Good news from Mexico....
Most notable in the policy realm was the North American Free Trade Accord (NAFTA), brainchild of Ronald Reagan & brought to fruition by Bill Clinton. Mexico's economy is vastly improved. Immigration flows have thus slowed down considerably, and democracy has flowered:
How did Mexico's democracy become inevitable? There was history. The 1990s was a good period for the reputation of democracy and free markets. Socialism had been discredited in practice and theory, and autocracy had become not just indefensible but embarrassing. In 1990, there were 61 free countries in the world, according to Freedom House. A decade later, there were 85.
There was economics. Paul Volcker's interest rates in the early 1980s ended the inflation—including the commodity inflation—of the previous decade. The Mexican government recognized it could not subsist as a petrostate. Mexico joined GATT in 1986, when oil was $30 a barrel, down from $104 in 1980.
Six years later, it signed the North American Free Trade Agreement. From the year Nafta came into force till the present, Mexico's GDP per capita (in purchasing power parity) more than doubled, to $15,000 from $7,000. Democratization becomes inevitable somewhere between the $6,000 and $9,000 mark.
Politics maven Michael Barone adds solid detail on how Mexican politics was reformed in the past twenty years. This explains why, despite Team Obama's open refusal to enforce the immigration laws--which continues despite an 8-0 rebuke from the Supreme Court--immigration northward has significantly slowed.

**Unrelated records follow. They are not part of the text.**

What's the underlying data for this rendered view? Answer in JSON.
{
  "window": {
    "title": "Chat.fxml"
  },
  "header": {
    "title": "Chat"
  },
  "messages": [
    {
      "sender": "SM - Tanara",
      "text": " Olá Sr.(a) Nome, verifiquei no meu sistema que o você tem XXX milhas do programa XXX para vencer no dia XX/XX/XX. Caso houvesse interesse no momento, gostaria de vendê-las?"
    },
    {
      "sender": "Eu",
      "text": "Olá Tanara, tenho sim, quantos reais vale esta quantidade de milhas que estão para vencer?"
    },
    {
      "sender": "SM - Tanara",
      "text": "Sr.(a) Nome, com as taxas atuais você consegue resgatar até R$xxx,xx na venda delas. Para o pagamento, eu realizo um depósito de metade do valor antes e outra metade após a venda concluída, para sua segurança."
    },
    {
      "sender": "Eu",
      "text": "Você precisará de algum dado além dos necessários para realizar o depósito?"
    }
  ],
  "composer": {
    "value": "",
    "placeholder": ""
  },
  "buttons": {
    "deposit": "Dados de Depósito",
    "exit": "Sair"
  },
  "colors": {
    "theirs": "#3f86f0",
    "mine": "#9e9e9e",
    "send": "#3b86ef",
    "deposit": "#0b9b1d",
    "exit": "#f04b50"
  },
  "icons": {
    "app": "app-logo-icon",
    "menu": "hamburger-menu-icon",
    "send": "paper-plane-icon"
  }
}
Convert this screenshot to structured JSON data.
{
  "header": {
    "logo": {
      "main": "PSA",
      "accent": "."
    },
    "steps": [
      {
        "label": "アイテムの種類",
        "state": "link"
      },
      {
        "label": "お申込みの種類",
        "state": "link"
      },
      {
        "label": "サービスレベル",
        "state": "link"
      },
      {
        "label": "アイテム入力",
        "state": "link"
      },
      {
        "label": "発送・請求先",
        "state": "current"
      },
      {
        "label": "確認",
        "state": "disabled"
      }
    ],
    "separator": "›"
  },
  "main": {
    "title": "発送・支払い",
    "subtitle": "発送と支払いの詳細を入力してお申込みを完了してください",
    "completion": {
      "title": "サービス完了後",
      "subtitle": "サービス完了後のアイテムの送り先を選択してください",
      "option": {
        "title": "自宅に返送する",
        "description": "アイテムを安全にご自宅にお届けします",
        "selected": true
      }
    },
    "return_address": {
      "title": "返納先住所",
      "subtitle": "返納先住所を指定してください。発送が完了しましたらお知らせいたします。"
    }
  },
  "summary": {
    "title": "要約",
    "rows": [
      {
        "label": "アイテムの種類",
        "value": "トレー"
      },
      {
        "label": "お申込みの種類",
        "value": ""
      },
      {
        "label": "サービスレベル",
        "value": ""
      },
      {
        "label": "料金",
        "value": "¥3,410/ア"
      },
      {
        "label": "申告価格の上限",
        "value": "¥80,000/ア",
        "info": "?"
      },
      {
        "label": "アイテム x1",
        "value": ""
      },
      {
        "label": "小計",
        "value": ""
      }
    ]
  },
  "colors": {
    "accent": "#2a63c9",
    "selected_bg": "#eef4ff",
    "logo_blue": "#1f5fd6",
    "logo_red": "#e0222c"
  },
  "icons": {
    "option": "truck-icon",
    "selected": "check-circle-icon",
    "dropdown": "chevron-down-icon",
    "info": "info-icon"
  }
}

Yes, the drug cartels continue their horrific killing spree. But far from turning the country into a failed state, their vicious carnage has turned public sentiment against them. No longer are they perceived as Robin Hoods. Mexico's new president promises to fight them. He says he will follow the success of Plan Colombia. He deserves a chance.
Bottom Line. Good news for our neighbor in the southwest is good news of America as well.